One day about 20 years ago, two of Bliss’s colleagues announced that they were stepping off the treadmill to create a new kind of practice. They invited a small number of their wealthiest patients to become members of a premium health care group. For a five-figure annual fee, those patients would have immediate access to the doctors. They would be able to schedule appointments on short notice and would never again languish in a waiting room. Should they need to see a specialist, their primary-care doctor would be happy to accompany them as an advocate and translator. This model, which was soon emulated by upscale doctors across the country, came to be called concierge medicine.

Could the same idea work at a more affordable price? What if, instead of charging $1,000 per month for each membership, he charged $65?

Bliss launched an affordable primary-care practice, called Seattle Medical Associates, in 1997–and soon had all the patients he could handle. At last, he was working for them.

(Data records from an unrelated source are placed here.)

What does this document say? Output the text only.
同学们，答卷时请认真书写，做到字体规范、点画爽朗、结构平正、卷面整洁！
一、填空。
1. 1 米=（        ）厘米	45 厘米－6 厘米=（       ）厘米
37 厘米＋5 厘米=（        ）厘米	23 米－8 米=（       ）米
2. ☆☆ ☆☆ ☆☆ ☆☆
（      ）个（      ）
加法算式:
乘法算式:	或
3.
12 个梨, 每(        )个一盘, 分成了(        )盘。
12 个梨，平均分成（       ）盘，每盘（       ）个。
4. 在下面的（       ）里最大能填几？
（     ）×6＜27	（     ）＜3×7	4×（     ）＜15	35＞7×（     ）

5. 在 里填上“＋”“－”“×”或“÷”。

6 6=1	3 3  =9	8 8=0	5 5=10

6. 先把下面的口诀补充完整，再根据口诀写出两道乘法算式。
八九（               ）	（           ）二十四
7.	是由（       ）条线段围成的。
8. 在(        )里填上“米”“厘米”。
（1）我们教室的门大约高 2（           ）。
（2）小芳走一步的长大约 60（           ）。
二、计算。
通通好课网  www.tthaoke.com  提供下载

here’s how it works: for a flat fee every month, patients have unlimited access to their doctor–in person and by phone or email–for routine things like checkups, cuts and burns, infections, flu shots and skin exams, as well as chronic-condition maintenance like blood tests for diabetes or high cholesterol. Under the law, every American is required to have medical insurance–but direct-primary-care patients can seek less expensive policies, because they require coverage only for hospitalizations, surgeries and other specialized care.

“Every time I walk into the examination room, I feel like I’m going to a party!” he sang over the phone. “I think this model I’ve been doing has a lot of potential to change health care for the better. Come help me scale it up.”

Concierge care was originally conceived before Obamacare, and it revved up in response to the Great Recession as an escape hatch for doctors fleeing the status quo. The existing fee-for-service system pays caregivers a certain amount for each test, diagnosis and procedure–which, according to critics, encourages overtreatment instead of preventive wellness care. Qliance, along with a growing number of similar operations, aims to be more than an escape. It seeks to be the answer to the quest of health care reformers: healthier patients at a lower cost. Fix the way primary-care doctors are paid, the Blisses argue, and we can cut unneeded tests, premature procedures and excessive ER visits.